Mark Carney’s national liberalism
The center-left exception to the rule

About a month ago, I found myself asked to speak on a panel about the crisis of the global center-left and struggling a little to think of something new to say. What occurred to me is that in the spirit of “the exception that proves the rule,” it might be useful to approach the question from the opposite direction and think about Canadian Prime Minister Mark Carney, who is running what seems to be clearly the most successful center-left political party in the world right now.
The idea of the exception that proves the rule is not that the existence of an exception demonstrates that a rule is true. It’s that if you lay down a rule (“the center-left is in crisis globally”) and then find an apparent exception (“the Liberal Party of Canada is doing great”), this tests what the rule actually is and lets you rephrase it more precisely.
In other words, if we understand what’s distinctive about Carney — or about the Liberal Party or about Canada — we can better understand what’s happening everywhere else.
Note that what is impressive about Carney’s political achievements isn’t just that he won an election. Joe Biden and Keir Starmer also won elections. I know a lot of people on Bluesky think Starmer’s collapse debunks popularism and all the rest. But I think it mostly just goes to show that the popularism debate is over and boring because popularism is obviously correct and that the most interesting and difficult question is how to actually govern a country. That’s where Biden and Starmer both struggled.

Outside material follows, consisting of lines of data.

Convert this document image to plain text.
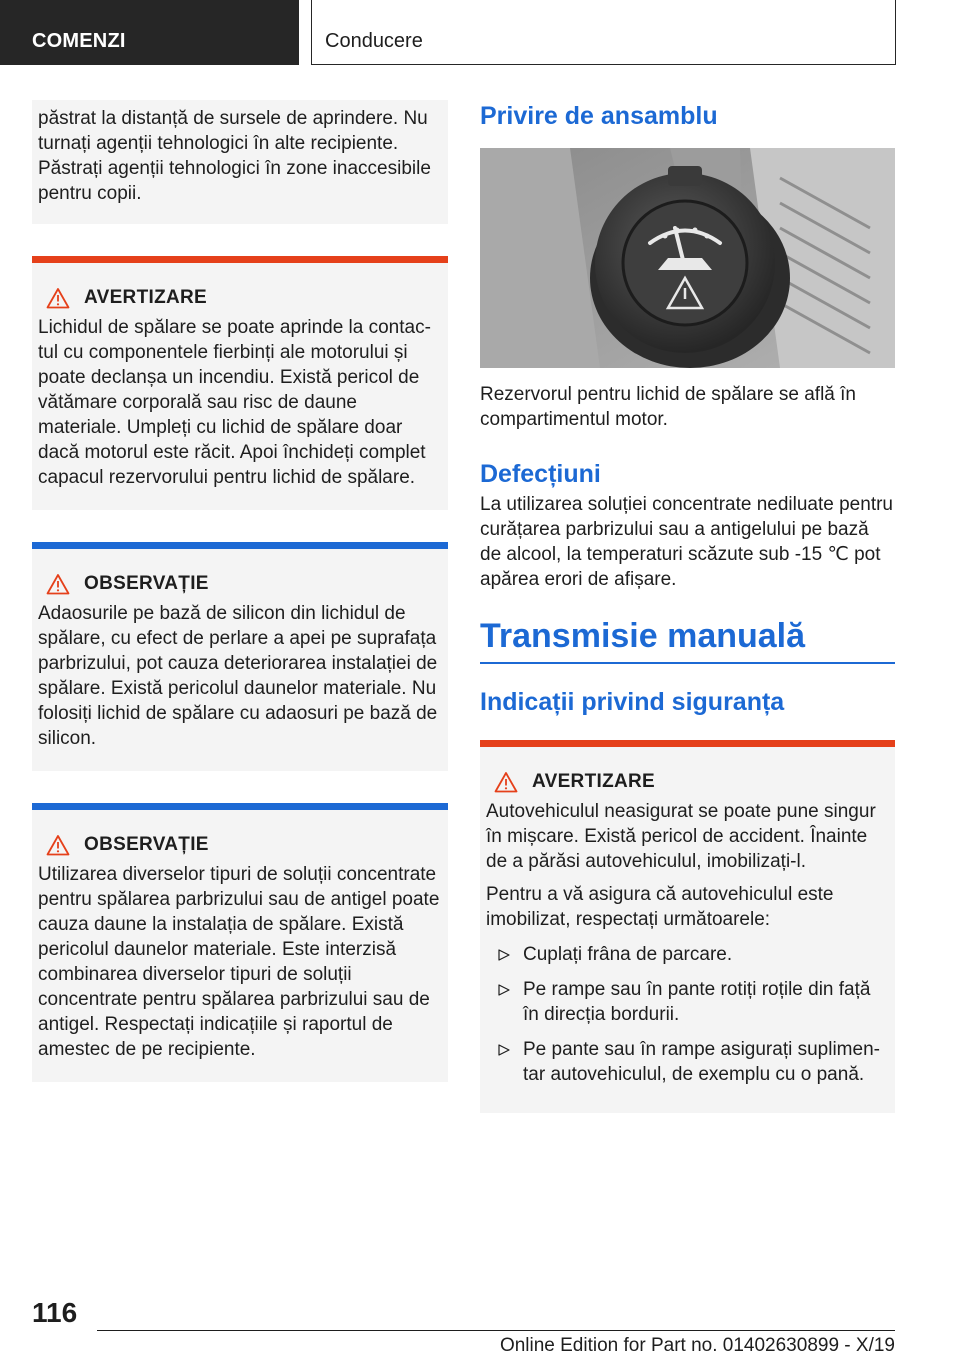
COMENZI	Conducere

păstrat la distanță de sursele de aprindere. Nu turnați agenții tehnologici în alte recipiente. Păstrați agenții tehnologici în zone inaccesibile pentru copii.

AVERTIZARE

Lichidul de spălare se poate aprinde la contactul cu componentele fierbinți ale motorului și poate declanșa un incendiu. Există pericol de vătămare corporală sau risc de daune materiale. Umpleți cu lichid de spălare doar dacă motorul este răcit. Apoi închideți complet capacul rezervorului pentru lichid de spălare.

OBSERVAȚIE

Adaosurile pe bază de silicon din lichidul de spălare, cu efect de perlare a apei pe suprafața parbrizului, pot cauza deteriorarea instalației de spălare. Există pericolul daunelor materiale. Nu folosiți lichid de spălare cu adaosuri pe bază de silicon.

OBSERVAȚIE

Utilizarea diverselor tipuri de soluții concentrate pentru spălarea parbrizului sau de antigel poate cauza daune la instalația de spălare. Există pericolul daunelor materiale. Este interzisă combinarea diverselor tipuri de soluții concentrate pentru spălarea parbrizului sau de antigel. Respectați indicațiile și raportul de amestec de pe recipiente.

Privire de ansamblu

Rezervorul pentru lichid de spălare se află în compartimentul motor.

Defecțiuni

La utilizarea soluției concentrate nediluate pentru curățarea parbrizului sau a antigelului pe bază de alcool, la temperaturi scăzute sub -15 ℃ pot apărea erori de afișare.

Transmisie manuală
Indicații privind siguranța
AVERTIZARE

Autovehiculul neasigurat se poate pune singur în mișcare. Există pericol de accident. Înainte de a părăsi autovehiculul, imobilizați-l.

Pentru a vă asigura că autovehiculul este imobilizat, respectați următoarele:

Cuplați frâna de parcare.
Pe rampe sau în pante rotiți roțile din față în direcția bordurii.
Pe pante sau în rampe asigurați suplimentar autovehiculul, de exemplu cu o pană.
116
Online Edition for Part no. 01402630899 - X/19
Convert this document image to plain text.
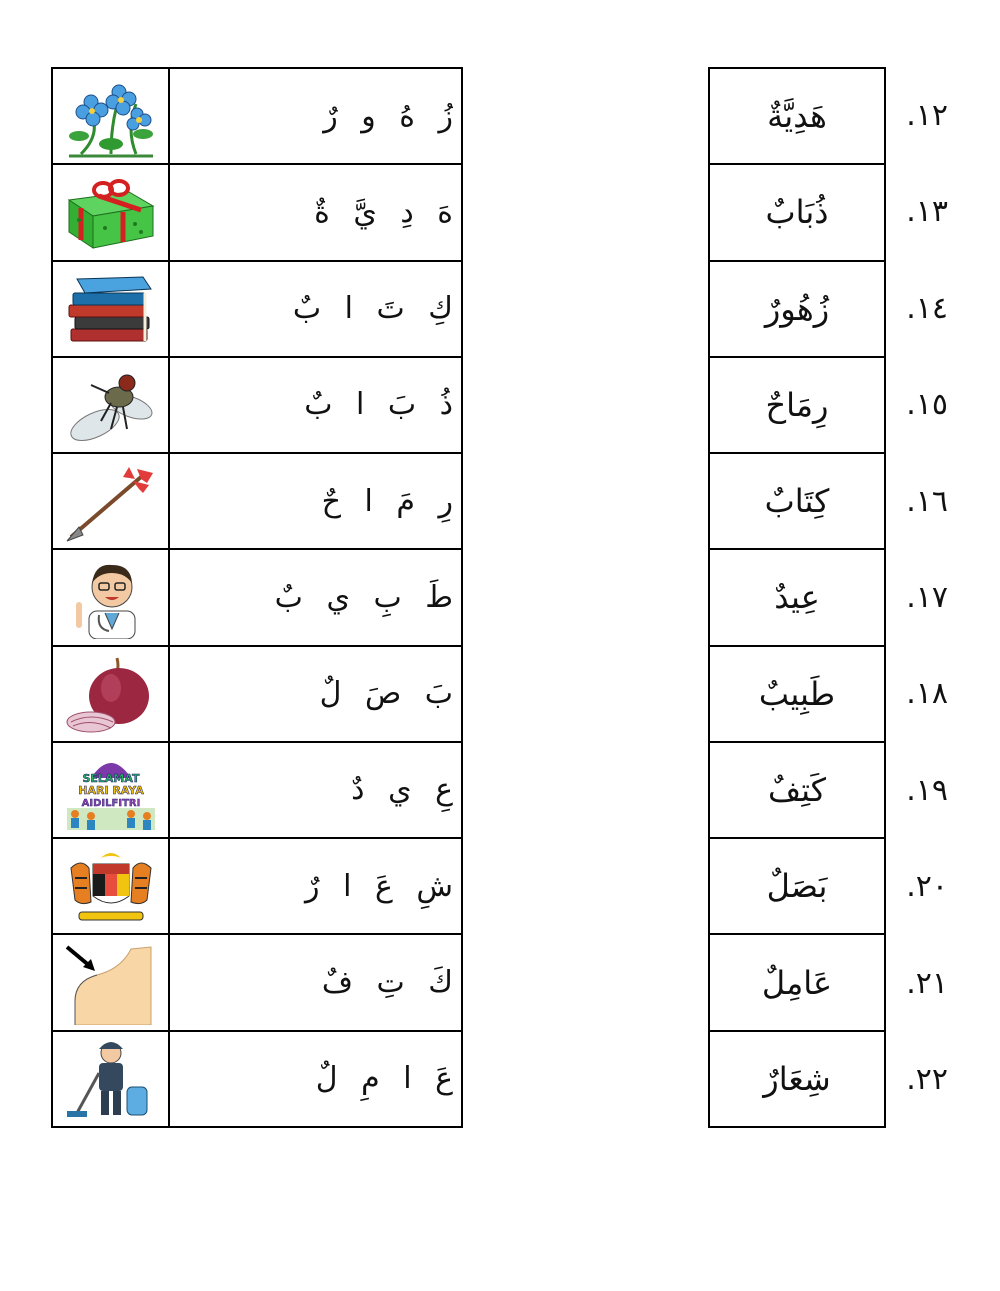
زُ هُ و رٌ
هَ دِ يَّ ةٌ
كِ تَ ا بٌ
ذُ بَ ا بٌ
رِ مَ ا حٌ
طَ بِ ي بٌ
بَ صَ لٌ
SELAMAT
HARI RAYA
AIDILFITRI	عِ ي دٌ
شِ عَ ا رٌ
كَ تِ فٌ
عَ ا مِ لٌ
هَدِيَّةٌ
ذُبَابٌ
زُهُورٌ
رِمَاحٌ
كِتَابٌ
عِيدٌ
طَبِيبٌ
كَتِفٌ
بَصَلٌ
عَامِلٌ
شِعَارٌ
.١٢
.١٣
.١٤
.١٥
.١٦
.١٧
.١٨
.١٩
.٢٠
.٢١
.٢٢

Unlike them, Carney didn’t just win. He has maintained a net positive approval rating and put the Liberals on track to win a new election. He also persuaded several members of Parliament to switch parties and join the Liberals, helping take his government from a minority to a majority. And what makes this even more impressive is that the Liberals have been in power, mostly under former Prime Minister Justin Trudeau, since November of 2015.
My read of this situation is that some of the successes are tactical points that more or less everyone could learn from relatively easily and apply elsewhere. But a structural factor that’s harder to copy is that the Liberal Party has a different kind of relationship to Canada than you see from most center-left parties around the world.